The reality is this: The church is an amazing gift from God for his people. It gives us a place of fellowship, corporate worship, preaching and teaching of God’s word, the sacraments, and a place where we can use some of the gifts that God has given to us. Families fit into the church; however, the church is not a replacement for discipleship within the home.
Let’s just consider this from a numbers perspective. There are 8760 hours in a year, and we sleep on average for 1/3 of those hours. That leaves 5840 hours remaining in any given year. Now let’s assume that you attend church EVERY Sunday without exception. And let’s say that, as an example, the average Sunday school class is one hour (it’s actually 45 minutes). But assuming your child attends EVERY class on Sunday mornings throughout the year, that means that they would have be given 52 hours of time being taught and discipled.

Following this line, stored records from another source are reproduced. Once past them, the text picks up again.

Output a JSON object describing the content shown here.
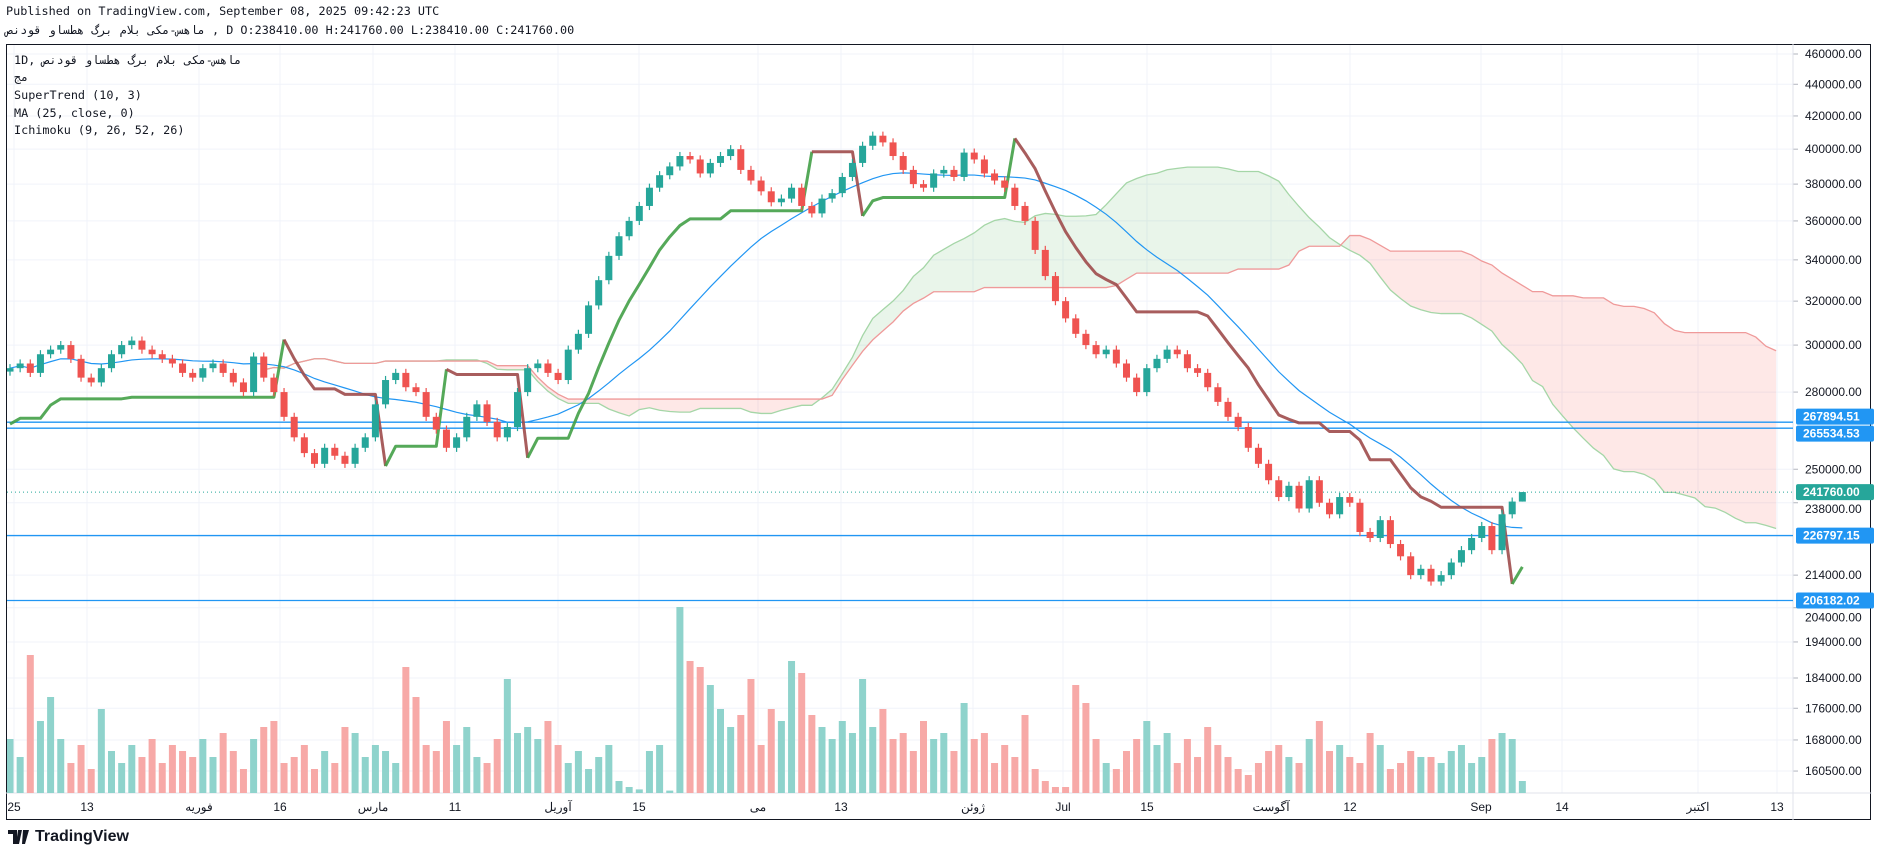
{
  "header": {
    "published": "Published on TradingView.com, September 08, 2025 09:42:23 UTC",
    "symbol": "ماهس-مکی بلام برگ هطساو قودنص",
    "ohlc": ", D O:238410.00 H:241760.00 L:238410.00 C:241760.00"
  },
  "legend": {
    "interval": "1D",
    "separator": ",",
    "symbol": "ماهس-مکی بلام برگ هطساو قودنص",
    "volume": "مج",
    "supertrend": "SuperTrend (10, 3)",
    "ma": "MA (25, close, 0)",
    "ichimoku": "Ichimoku (9, 26, 52, 26)"
  },
  "brand": {
    "name": "TradingView"
  },
  "colors": {
    "up": "#26a69a",
    "down": "#ef5350",
    "vol_up": "#8fd3cc",
    "vol_down": "#f7a9a7",
    "ma": "#2196f3",
    "st_up": "#43a047",
    "st_down": "#9e4b4b",
    "span_a": "#a5d6a7",
    "span_b": "#ef9a9a",
    "hline": "#2196f3",
    "last": "#26a69a"
  },
  "chart_data": {
    "type": "candlestick",
    "scale": "log",
    "ylim": [
      160500,
      460000
    ],
    "last_bar": {
      "open": 238410,
      "high": 241760,
      "low": 238410,
      "close": 241760
    },
    "close": [
      290000,
      292000,
      288000,
      296000,
      298000,
      300000,
      294000,
      286000,
      284000,
      290000,
      296000,
      300000,
      302000,
      298000,
      296000,
      294000,
      292000,
      288000,
      286000,
      290000,
      292000,
      288000,
      284000,
      280000,
      295000,
      286000,
      280000,
      270000,
      262000,
      256000,
      252000,
      258000,
      255000,
      252000,
      258000,
      262000,
      275000,
      285000,
      288000,
      282000,
      280000,
      270000,
      265000,
      258000,
      262000,
      270000,
      275000,
      268000,
      262000,
      266000,
      280000,
      290000,
      292000,
      288000,
      285000,
      298000,
      305000,
      318000,
      330000,
      342000,
      352000,
      360000,
      368000,
      378000,
      385000,
      390000,
      396000,
      394000,
      386000,
      392000,
      396000,
      400000,
      388000,
      382000,
      376000,
      370000,
      372000,
      378000,
      368000,
      364000,
      372000,
      375000,
      384000,
      392000,
      402000,
      408000,
      404000,
      396000,
      388000,
      380000,
      378000,
      386000,
      388000,
      384000,
      398000,
      394000,
      386000,
      382000,
      378000,
      368000,
      360000,
      345000,
      332000,
      320000,
      312000,
      305000,
      300000,
      296000,
      298000,
      292000,
      286000,
      280000,
      290000,
      294000,
      298000,
      296000,
      290000,
      288000,
      282000,
      276000,
      270000,
      266000,
      258000,
      252000,
      246000,
      240000,
      244000,
      236000,
      246000,
      238000,
      234000,
      240000,
      238000,
      228000,
      226000,
      232000,
      224000,
      220000,
      214000,
      216000,
      212000,
      214000,
      218000,
      222000,
      226000,
      230000,
      222000,
      234000,
      238410,
      241760
    ],
    "volume": [
      45,
      30,
      115,
      60,
      80,
      45,
      25,
      40,
      20,
      70,
      35,
      25,
      40,
      30,
      45,
      25,
      40,
      35,
      30,
      45,
      30,
      50,
      35,
      20,
      45,
      55,
      60,
      25,
      30,
      40,
      20,
      35,
      25,
      55,
      50,
      30,
      40,
      35,
      25,
      105,
      80,
      40,
      35,
      60,
      40,
      55,
      30,
      25,
      45,
      95,
      50,
      55,
      45,
      60,
      40,
      25,
      35,
      20,
      30,
      40,
      10,
      5,
      3,
      35,
      40,
      2,
      155,
      110,
      105,
      90,
      70,
      55,
      65,
      95,
      40,
      70,
      60,
      110,
      100,
      65,
      55,
      45,
      60,
      50,
      95,
      55,
      70,
      45,
      50,
      35,
      60,
      45,
      50,
      35,
      75,
      45,
      50,
      25,
      40,
      30,
      65,
      20,
      10,
      5,
      5,
      90,
      75,
      45,
      25,
      20,
      35,
      45,
      60,
      40,
      50,
      25,
      45,
      30,
      55,
      40,
      30,
      20,
      15,
      25,
      35,
      40,
      30,
      25,
      45,
      60,
      35,
      40,
      30,
      25,
      50,
      40,
      20,
      25,
      35,
      30,
      30,
      25,
      35,
      40,
      25,
      30,
      45,
      50,
      45,
      10
    ],
    "indicators": {
      "supertrend": {
        "period": 10,
        "multiplier": 3
      },
      "ma": {
        "length": 25,
        "source": "close",
        "offset": 0
      },
      "ichimoku": {
        "conversion": 9,
        "base": 26,
        "lagging_span": 52,
        "displacement": 26
      }
    },
    "price_ticks": [
      "460000.00",
      "440000.00",
      "420000.00",
      "400000.00",
      "380000.00",
      "360000.00",
      "340000.00",
      "320000.00",
      "300000.00",
      "280000.00",
      "250000.00",
      "238000.00",
      "214000.00",
      "204000.00",
      "194000.00",
      "184000.00",
      "176000.00",
      "168000.00",
      "160500.00"
    ],
    "hlines": [
      {
        "label": "267894.51",
        "value": 267894.51
      },
      {
        "label": "265534.53",
        "value": 265534.53
      },
      {
        "label": "226797.15",
        "value": 226797.15
      },
      {
        "label": "206182.02",
        "value": 206182.02
      }
    ],
    "last_price": {
      "label": "241760.00",
      "value": 241760
    },
    "time_labels": [
      "25",
      "13",
      "فوریه",
      "16",
      "مارس",
      "11",
      "آوریل",
      "15",
      "می",
      "13",
      "ژوئن",
      "Jul",
      "15",
      "آگوست",
      "12",
      "Sep",
      "14",
      "اکتبر",
      "13"
    ]
  }
}
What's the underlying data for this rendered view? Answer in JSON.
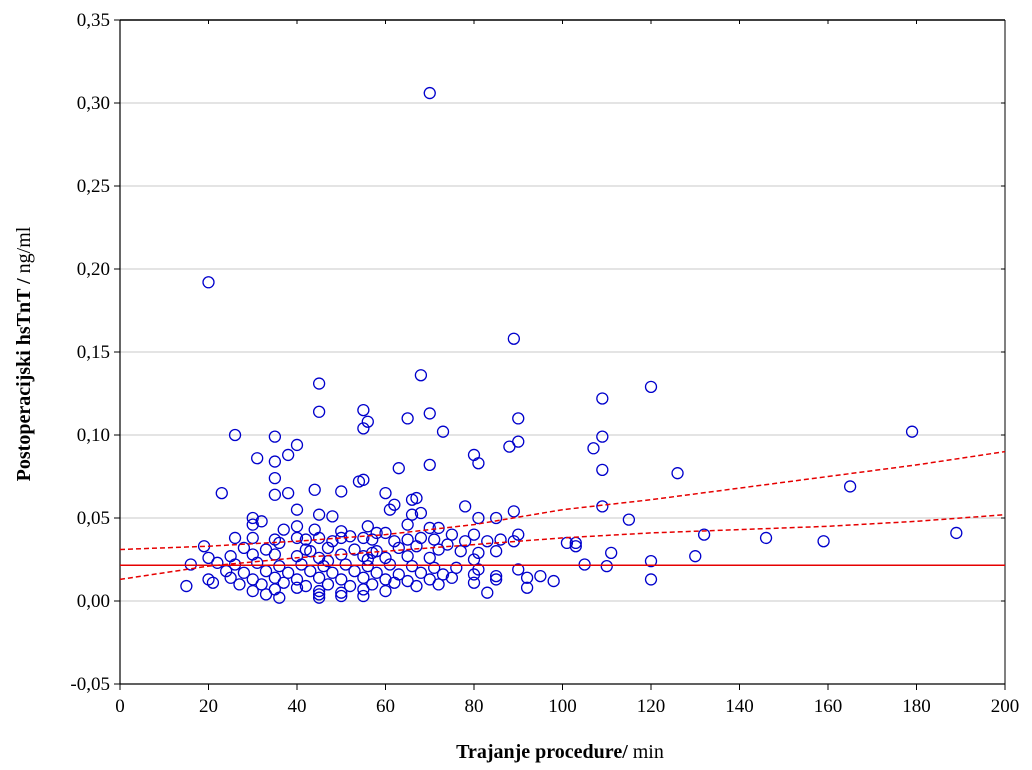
{
  "chart_data": {
    "type": "scatter",
    "xlabel": {
      "bold": "Trajanje procedure/",
      "unit": " min"
    },
    "ylabel": {
      "bold": "Postoperacijski hsTnT /",
      "unit": " ng/ml"
    },
    "xlim": [
      0,
      200
    ],
    "ylim": [
      -0.05,
      0.35
    ],
    "x_ticks": [
      "0",
      "20",
      "40",
      "60",
      "80",
      "100",
      "120",
      "140",
      "160",
      "180",
      "200"
    ],
    "y_ticks": [
      "-0,05",
      "0,00",
      "0,05",
      "0,10",
      "0,15",
      "0,20",
      "0,25",
      "0,30",
      "0,35"
    ],
    "grid": "horizontal",
    "colors": {
      "points": "#0000cc",
      "fit": "#e60000",
      "grid": "#c8c8c8"
    },
    "fit_line": {
      "intercept": 0.0215,
      "slope": 0.0
    },
    "ci_upper": [
      [
        0,
        0.031
      ],
      [
        20,
        0.033
      ],
      [
        40,
        0.036
      ],
      [
        60,
        0.04
      ],
      [
        80,
        0.046
      ],
      [
        100,
        0.055
      ],
      [
        120,
        0.061
      ],
      [
        140,
        0.068
      ],
      [
        160,
        0.075
      ],
      [
        180,
        0.082
      ],
      [
        200,
        0.09
      ]
    ],
    "ci_lower": [
      [
        0,
        0.013
      ],
      [
        20,
        0.021
      ],
      [
        40,
        0.026
      ],
      [
        60,
        0.03
      ],
      [
        80,
        0.034
      ],
      [
        100,
        0.038
      ],
      [
        120,
        0.041
      ],
      [
        140,
        0.043
      ],
      [
        160,
        0.045
      ],
      [
        180,
        0.048
      ],
      [
        200,
        0.052
      ]
    ],
    "points": [
      [
        70,
        0.306
      ],
      [
        20,
        0.192
      ],
      [
        89,
        0.158
      ],
      [
        68,
        0.136
      ],
      [
        45,
        0.131
      ],
      [
        120,
        0.129
      ],
      [
        109,
        0.122
      ],
      [
        45,
        0.114
      ],
      [
        55,
        0.115
      ],
      [
        70,
        0.113
      ],
      [
        65,
        0.11
      ],
      [
        90,
        0.11
      ],
      [
        56,
        0.108
      ],
      [
        55,
        0.104
      ],
      [
        73,
        0.102
      ],
      [
        179,
        0.102
      ],
      [
        26,
        0.1
      ],
      [
        35,
        0.099
      ],
      [
        109,
        0.099
      ],
      [
        40,
        0.094
      ],
      [
        90,
        0.096
      ],
      [
        88,
        0.093
      ],
      [
        107,
        0.092
      ],
      [
        80,
        0.088
      ],
      [
        38,
        0.088
      ],
      [
        31,
        0.086
      ],
      [
        35,
        0.084
      ],
      [
        81,
        0.083
      ],
      [
        70,
        0.082
      ],
      [
        63,
        0.08
      ],
      [
        109,
        0.079
      ],
      [
        126,
        0.077
      ],
      [
        35,
        0.074
      ],
      [
        54,
        0.072
      ],
      [
        55,
        0.073
      ],
      [
        165,
        0.069
      ],
      [
        44,
        0.067
      ],
      [
        23,
        0.065
      ],
      [
        35,
        0.064
      ],
      [
        38,
        0.065
      ],
      [
        50,
        0.066
      ],
      [
        60,
        0.065
      ],
      [
        66,
        0.061
      ],
      [
        67,
        0.062
      ],
      [
        62,
        0.058
      ],
      [
        61,
        0.055
      ],
      [
        78,
        0.057
      ],
      [
        109,
        0.057
      ],
      [
        40,
        0.055
      ],
      [
        45,
        0.052
      ],
      [
        48,
        0.051
      ],
      [
        66,
        0.052
      ],
      [
        68,
        0.053
      ],
      [
        89,
        0.054
      ],
      [
        30,
        0.05
      ],
      [
        32,
        0.048
      ],
      [
        85,
        0.05
      ],
      [
        81,
        0.05
      ],
      [
        115,
        0.049
      ],
      [
        30,
        0.046
      ],
      [
        40,
        0.045
      ],
      [
        44,
        0.043
      ],
      [
        56,
        0.045
      ],
      [
        65,
        0.046
      ],
      [
        70,
        0.044
      ],
      [
        72,
        0.044
      ],
      [
        37,
        0.043
      ],
      [
        50,
        0.042
      ],
      [
        58,
        0.041
      ],
      [
        60,
        0.041
      ],
      [
        75,
        0.04
      ],
      [
        80,
        0.04
      ],
      [
        90,
        0.04
      ],
      [
        132,
        0.04
      ],
      [
        189,
        0.041
      ],
      [
        146,
        0.038
      ],
      [
        159,
        0.036
      ],
      [
        101,
        0.035
      ],
      [
        103,
        0.035
      ],
      [
        103,
        0.033
      ],
      [
        26,
        0.038
      ],
      [
        30,
        0.038
      ],
      [
        35,
        0.037
      ],
      [
        36,
        0.035
      ],
      [
        40,
        0.038
      ],
      [
        42,
        0.037
      ],
      [
        45,
        0.038
      ],
      [
        48,
        0.036
      ],
      [
        50,
        0.038
      ],
      [
        52,
        0.039
      ],
      [
        55,
        0.038
      ],
      [
        57,
        0.037
      ],
      [
        62,
        0.036
      ],
      [
        65,
        0.037
      ],
      [
        68,
        0.038
      ],
      [
        71,
        0.037
      ],
      [
        74,
        0.034
      ],
      [
        78,
        0.036
      ],
      [
        83,
        0.036
      ],
      [
        86,
        0.037
      ],
      [
        89,
        0.036
      ],
      [
        19,
        0.033
      ],
      [
        28,
        0.032
      ],
      [
        33,
        0.031
      ],
      [
        43,
        0.03
      ],
      [
        47,
        0.032
      ],
      [
        53,
        0.031
      ],
      [
        58,
        0.03
      ],
      [
        63,
        0.032
      ],
      [
        67,
        0.033
      ],
      [
        72,
        0.031
      ],
      [
        77,
        0.03
      ],
      [
        81,
        0.029
      ],
      [
        85,
        0.03
      ],
      [
        111,
        0.029
      ],
      [
        130,
        0.027
      ],
      [
        20,
        0.026
      ],
      [
        25,
        0.027
      ],
      [
        30,
        0.028
      ],
      [
        35,
        0.028
      ],
      [
        40,
        0.027
      ],
      [
        45,
        0.026
      ],
      [
        50,
        0.028
      ],
      [
        55,
        0.027
      ],
      [
        60,
        0.026
      ],
      [
        65,
        0.027
      ],
      [
        70,
        0.026
      ],
      [
        80,
        0.025
      ],
      [
        16,
        0.022
      ],
      [
        22,
        0.023
      ],
      [
        26,
        0.022
      ],
      [
        31,
        0.023
      ],
      [
        36,
        0.021
      ],
      [
        41,
        0.022
      ],
      [
        46,
        0.021
      ],
      [
        51,
        0.022
      ],
      [
        56,
        0.021
      ],
      [
        61,
        0.022
      ],
      [
        66,
        0.021
      ],
      [
        71,
        0.02
      ],
      [
        76,
        0.02
      ],
      [
        81,
        0.019
      ],
      [
        90,
        0.019
      ],
      [
        105,
        0.022
      ],
      [
        110,
        0.021
      ],
      [
        120,
        0.024
      ],
      [
        24,
        0.018
      ],
      [
        28,
        0.017
      ],
      [
        33,
        0.018
      ],
      [
        38,
        0.017
      ],
      [
        43,
        0.018
      ],
      [
        48,
        0.017
      ],
      [
        53,
        0.018
      ],
      [
        58,
        0.017
      ],
      [
        63,
        0.016
      ],
      [
        68,
        0.017
      ],
      [
        73,
        0.016
      ],
      [
        80,
        0.016
      ],
      [
        85,
        0.015
      ],
      [
        95,
        0.015
      ],
      [
        20,
        0.013
      ],
      [
        25,
        0.014
      ],
      [
        30,
        0.013
      ],
      [
        35,
        0.014
      ],
      [
        40,
        0.013
      ],
      [
        45,
        0.014
      ],
      [
        50,
        0.013
      ],
      [
        55,
        0.014
      ],
      [
        60,
        0.013
      ],
      [
        65,
        0.012
      ],
      [
        70,
        0.013
      ],
      [
        75,
        0.014
      ],
      [
        85,
        0.013
      ],
      [
        92,
        0.014
      ],
      [
        98,
        0.012
      ],
      [
        120,
        0.013
      ],
      [
        15,
        0.009
      ],
      [
        21,
        0.011
      ],
      [
        27,
        0.01
      ],
      [
        32,
        0.01
      ],
      [
        37,
        0.011
      ],
      [
        42,
        0.009
      ],
      [
        47,
        0.01
      ],
      [
        52,
        0.009
      ],
      [
        57,
        0.01
      ],
      [
        62,
        0.011
      ],
      [
        67,
        0.009
      ],
      [
        72,
        0.01
      ],
      [
        80,
        0.011
      ],
      [
        30,
        0.006
      ],
      [
        35,
        0.007
      ],
      [
        40,
        0.008
      ],
      [
        45,
        0.006
      ],
      [
        50,
        0.005
      ],
      [
        55,
        0.007
      ],
      [
        60,
        0.006
      ],
      [
        92,
        0.008
      ],
      [
        83,
        0.005
      ],
      [
        33,
        0.004
      ],
      [
        45,
        0.004
      ],
      [
        50,
        0.003
      ],
      [
        55,
        0.003
      ],
      [
        36,
        0.002
      ],
      [
        45,
        0.002
      ],
      [
        56,
        0.025
      ],
      [
        47,
        0.024
      ],
      [
        42,
        0.031
      ],
      [
        57,
        0.029
      ]
    ]
  }
}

And yes, of course, there are Wednesday events etc. However on average, statistically speaking, the majority of families are not involved in Wednesday night activities in the church. So if there are 52 hours that your child is taught in the church, that leaves 5788 hours that they are elsewhere. How many of those hours are with you?
None of this is to say that you should never relax or have just fun time as a family. But it is certainly something to consider when you look at how you are using the time you have with your kids. The church is a gift, and it can help to train and equip you to disciple you kids. It can even take an active role alongside you in that mission! But the church cannot replace what you have been called to as a parent! Get out your iron and ironing board, and take the time to work with, and disciple, your kids for the sake of the gospel, and for the sake of their soul.